Rangel apelou à cooperação da própria Guiné-Bissau como condição essencial para a retoma da participação plena na CPLP. O ministro insistiu que a suspensão, decidida após o golpe militar de 26 de novembro de 2025, não depende apenas das decisões dos restantes Estados-membros, mas também de esforços internos do país para restabelecer um quadro democrático aceitável para todos.

"A Guiné-Bissau é um dos elementos do ADN da CPLP"

Na entrevista citada pela comunicação social, o chefe da diplomacia portuguesa considerou que a presença da Guiné-Bissau na comunidade é "indispensável e genética", integrando o «código genético» da organização. Neste contexto, Rangel realçou o contributo histórico do país, evocando ainda o seu papel no movimento das independências lusófonas.

Sobre as possíveis iniciativas diplomáticas, o ministro lembrou a missão de bons ofícios prevista para fevereiro, que foi cancelada à última hora, e sublinhou que o êxito de qualquer acção diplomática «depende do entendimento de todos e também de uma aceitação da própria Guiné-Bissau». Rangel explicou que a missão pode fazer sentido num determinado quadro, mas não em todos os contextos, reforçando a necessidade de coordenar esforços entre os Estados-membros e as autoridades guineenses.
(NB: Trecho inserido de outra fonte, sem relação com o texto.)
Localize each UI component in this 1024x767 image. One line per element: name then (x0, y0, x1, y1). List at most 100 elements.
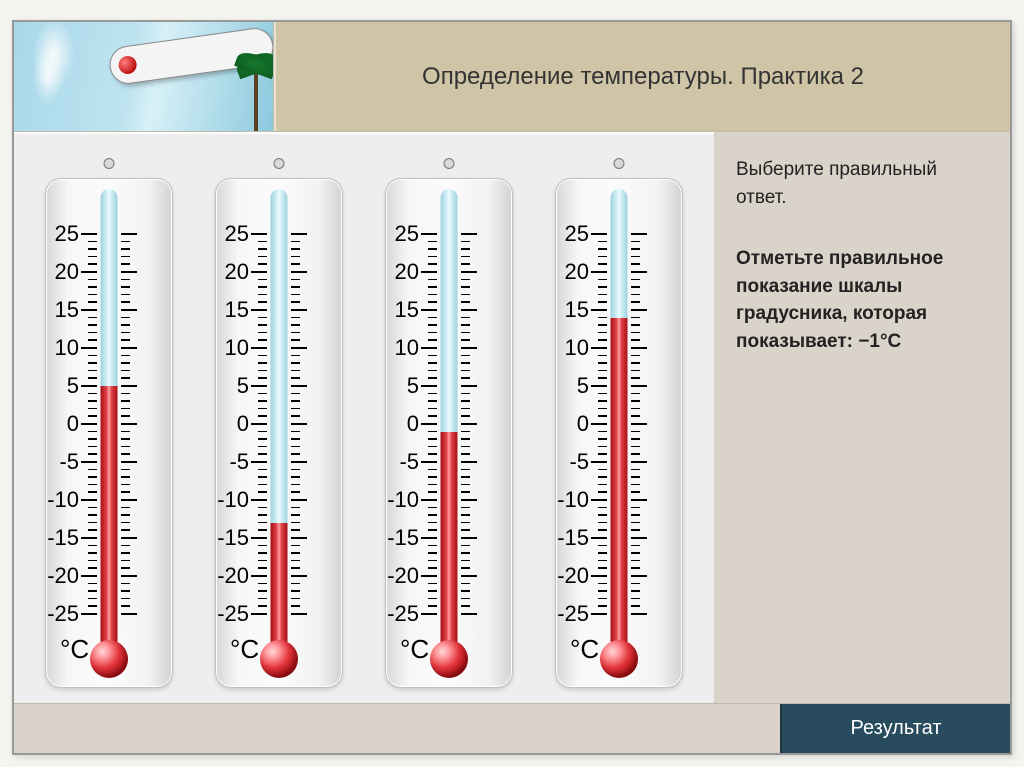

As declarações de Rangel situam-se num momento simbólico para a CPLP: a organização celebra três décadas de existência, um aniversário que, nas palavras do ministro, coincide com a intenção colectiva de ultrapassar «este momento mais difícil» para a Guiné-Bissau, sem desvalorizar o contributo histórico do país.
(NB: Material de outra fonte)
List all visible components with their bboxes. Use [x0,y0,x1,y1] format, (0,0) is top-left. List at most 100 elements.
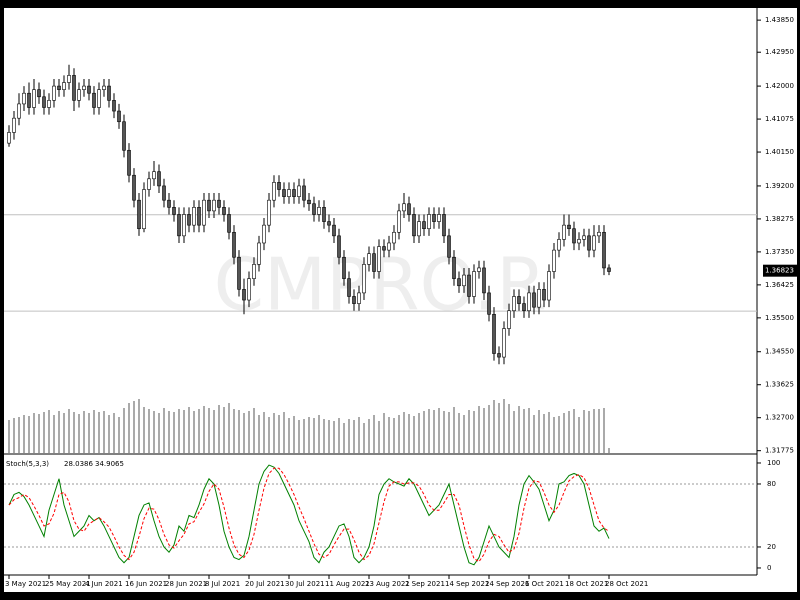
candle-body [497,353,501,358]
x-tick-label: 28 Jun 2021 [165,580,207,588]
candle-body [17,103,21,119]
candle-body [102,85,106,90]
candle-body [152,171,156,180]
candle-body [107,85,111,101]
y-tick-label: 80 [767,480,776,488]
x-tick-label: 25 May 2021 [45,580,91,588]
candle-body [337,235,341,258]
y-tick-label: 1.41075 [765,115,794,123]
y-tick-label: 1.31775 [765,447,794,455]
candle-body [597,231,601,237]
candle-body [37,89,41,98]
y-tick-label: 100 [767,459,780,467]
candle-body [372,253,376,272]
candle-body [472,271,476,297]
candle-body [122,121,126,151]
stoch-line [8,464,610,566]
candle-body [52,85,56,101]
candle-body [127,149,131,176]
candle-body [522,303,526,312]
x-tick-label: 4 Jun 2021 [85,580,123,588]
candle-body [412,214,416,237]
y-tick-label: 1.39200 [765,182,794,190]
candle-body [82,85,86,90]
candle-body [302,185,306,201]
candle-body [452,256,456,279]
candle-body [432,214,436,222]
candle-body [32,89,36,108]
candle-body [212,199,216,212]
candle-body [197,207,201,226]
candle-body [312,203,316,215]
candle-body [317,207,321,215]
candle-body [247,278,251,301]
candle-body [447,235,451,258]
x-tick-label: 16 Jun 2021 [125,580,167,588]
candle-body [272,182,276,201]
candle-body [442,214,446,237]
candle-body [47,100,51,108]
candle-body [572,228,576,244]
candle-body [392,231,396,244]
y-tick-label: 1.32700 [765,414,794,422]
y-tick-label: 1.36425 [765,281,794,289]
candle-body [112,100,116,112]
y-tick-label: 1.34550 [765,348,794,356]
y-tick-label: 1.42950 [765,48,794,56]
x-tick-label: 23 Aug 2021 [365,580,410,588]
candle-body [297,185,301,197]
candle-body [327,221,331,226]
candle-body [417,221,421,237]
candle-body [132,174,136,201]
y-tick-label: 1.35500 [765,314,794,322]
y-tick-label: 1.37350 [765,248,794,256]
candle-body [387,242,391,251]
candle-body [87,85,91,94]
candle-body [292,189,296,197]
candle-body [237,256,241,290]
candle-body [137,199,141,230]
candle-body [437,214,441,222]
current-price-box [763,264,797,277]
candle-body [517,296,521,304]
candle-body [422,221,426,230]
x-tick-label: 6 Oct 2021 [525,580,564,588]
x-tick-label: 3 May 2021 [5,580,46,588]
x-tick-label: 2 Sep 2021 [405,580,445,588]
indicator-value: 28.0386 [64,460,93,468]
candle-body [157,171,161,187]
candle-body [192,207,196,226]
y-tick-label: 1.38275 [765,215,794,223]
candle-body [42,96,46,108]
candle-body [322,207,326,222]
y-tick-label: 1.43850 [765,16,794,24]
candle-body [402,203,406,212]
candle-body [602,231,606,269]
candle-body [457,278,461,287]
candle-body [202,199,206,226]
candle-body [397,210,401,233]
candle-body [487,292,491,315]
candle-body [77,89,81,101]
candle-body [217,199,221,208]
candle-body [562,224,566,240]
x-tick-label: 11 Aug 2021 [325,580,370,588]
candle-body [282,189,286,197]
candle-body [587,235,591,251]
candle-body [97,89,101,108]
candle-body [507,310,511,329]
candle-body [532,292,536,308]
candle-body [462,274,466,287]
candle-body [377,246,381,272]
candle-body [92,92,96,108]
candle-body [482,267,486,294]
x-tick-label: 28 Oct 2021 [605,580,648,588]
candle-body [227,214,231,233]
candle-body [257,242,261,265]
background [4,8,797,592]
candle-body [7,132,11,144]
candle-body [577,239,581,244]
y-tick-label: 20 [767,543,776,551]
candle-body [567,224,571,230]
  • Suspensão: decisão tomada após o golpe militar de 26 de novembro de 2025.
  • Desejo comum: Estados-membros querem superar rapidamente a situação.
  • Condição necessária: cooperação e aceitação por parte da Guiné-Bissau para possíveis missões diplomáticas.
IndicadorValor
Países-membros da CPLP9
Aniversário da organização30 anos
Data do golpe militar26/11/2025

A posição portuguesa, conforme articulada por Paulo Rangel, coloca-se assim numa linha de procura de soluções que conjugam pressão diplomática e disponibilidade para diálogo, mas com ênfase clara na responsabilidade da Guiné-Bissau na reconstrução de um quadro democrático que permita a sua reintegração plena na CPLP.